Si il y prète attention, le lecteur du livre découvrira qu’il existe des négligences coupables, naturelles, rationnelles ou irrationnelles… mais aussi, confortables (lorsqu’elles économisent du temps) et désirables (lorsqu’elles sont affectées). Le lecteur distinguera les négligents intellectuels, manuels, fonctionnaires, crédules, débordés, fatigués, assoupis… Il comprendra que la négligence ne peut être évitée dans le jeu démocratique, le management des organisations et le fonctionnement de la société, mais que, dans certains cas, elle contribue à de nouvelles inventions ou créations. Les formes de négligence se diversifient sous les effets des plateformes numériques qui pratiquent le nudge (influence douce), déployent des dark patterns (pièges de l’internaute) ou offrent de trop « bonnes affaires ».

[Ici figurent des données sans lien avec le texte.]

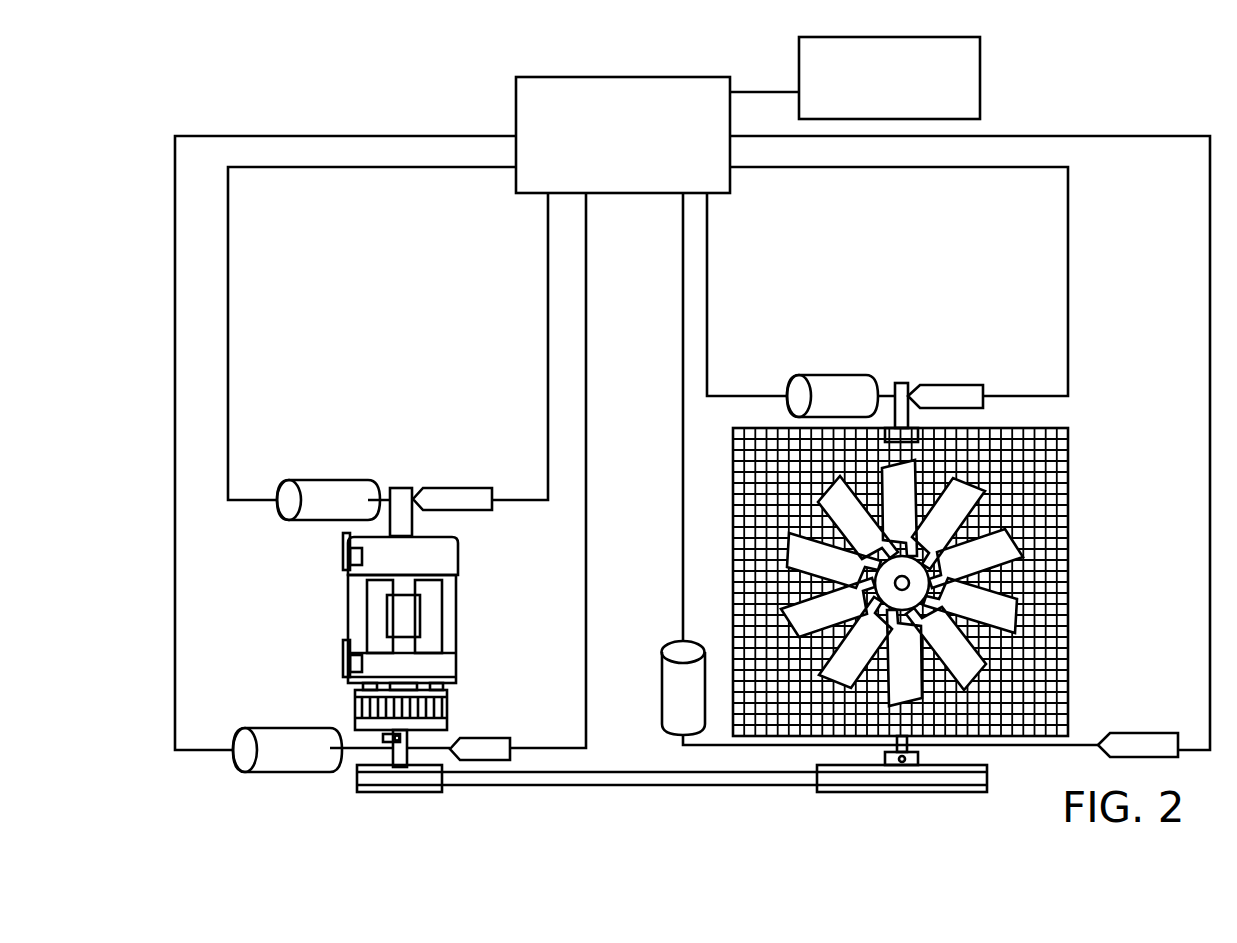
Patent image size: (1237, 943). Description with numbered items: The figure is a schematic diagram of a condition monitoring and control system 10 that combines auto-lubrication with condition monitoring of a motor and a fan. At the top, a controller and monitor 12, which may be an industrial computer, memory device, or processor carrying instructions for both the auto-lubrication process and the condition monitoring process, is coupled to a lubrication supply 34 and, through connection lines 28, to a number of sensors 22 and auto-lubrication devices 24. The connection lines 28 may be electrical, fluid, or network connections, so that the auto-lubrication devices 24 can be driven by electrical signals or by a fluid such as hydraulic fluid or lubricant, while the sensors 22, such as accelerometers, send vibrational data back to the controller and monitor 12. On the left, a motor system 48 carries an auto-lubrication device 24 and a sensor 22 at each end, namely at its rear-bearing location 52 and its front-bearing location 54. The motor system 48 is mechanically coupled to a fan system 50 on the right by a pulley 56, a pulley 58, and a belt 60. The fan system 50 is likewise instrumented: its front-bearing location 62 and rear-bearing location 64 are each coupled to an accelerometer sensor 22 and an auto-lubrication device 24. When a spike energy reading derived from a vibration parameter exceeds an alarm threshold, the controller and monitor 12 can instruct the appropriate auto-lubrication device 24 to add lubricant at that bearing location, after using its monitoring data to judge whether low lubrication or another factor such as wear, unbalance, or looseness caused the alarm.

The condition monitoring and control system 10 is at (230, 93).
The controller and monitor 12 is at (514, 100).
The sensors 22 is at (456, 488).
The auto-lubrication device 24 is at (323, 480).
The connection lines 28 is at (228, 270).
The lubrication supply 34 is at (983, 76).
The motor system 48 is at (348, 605).
The fan system 50 is at (1050, 562).
The rear-bearing location 52 is at (401, 488).
The front-bearing location 54 is at (385, 737).
The pulley 56 is at (400, 792).
The pulley 58 is at (899, 792).
The belt 60 is at (645, 778).
The front-bearing location 62 is at (910, 748).
The rear-bearing location 64 is at (902, 383).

Les autrices ne se limitent pas à des cas pratiques, elles déclinent les négligences des intellectuels, des décideurs, des crédules, des fatigués… mais aussi des citoyens et des élus pris dans le jeu démocratique, faisant ainsi preuve d’un certain sens de l’actualité politique française.
L’ouvrage mérite donc l’attention des citoyens-consommateurs par l’originalité de son propos, la pertinence de ses observations et la qualité de son style. Peut être les autrices se montrent elles à leurs tours négligentes en n’analysant pas les causes psychologiques et psychanalytiques de la négligence, ainsi qu’en n’évaluant pas ses effets destructeurs de valeur à l’échelle d’une famille, d’une entreprise ou d’un pays.
M.BACACHE-BEAUVALLET est professeure à l’ENS et à Telecom Paris. F. BENHAMOU est professeure émérite à l’Université Paris-Nord et à Sciences po Paris. Elle est présidente du Cercle des économistes.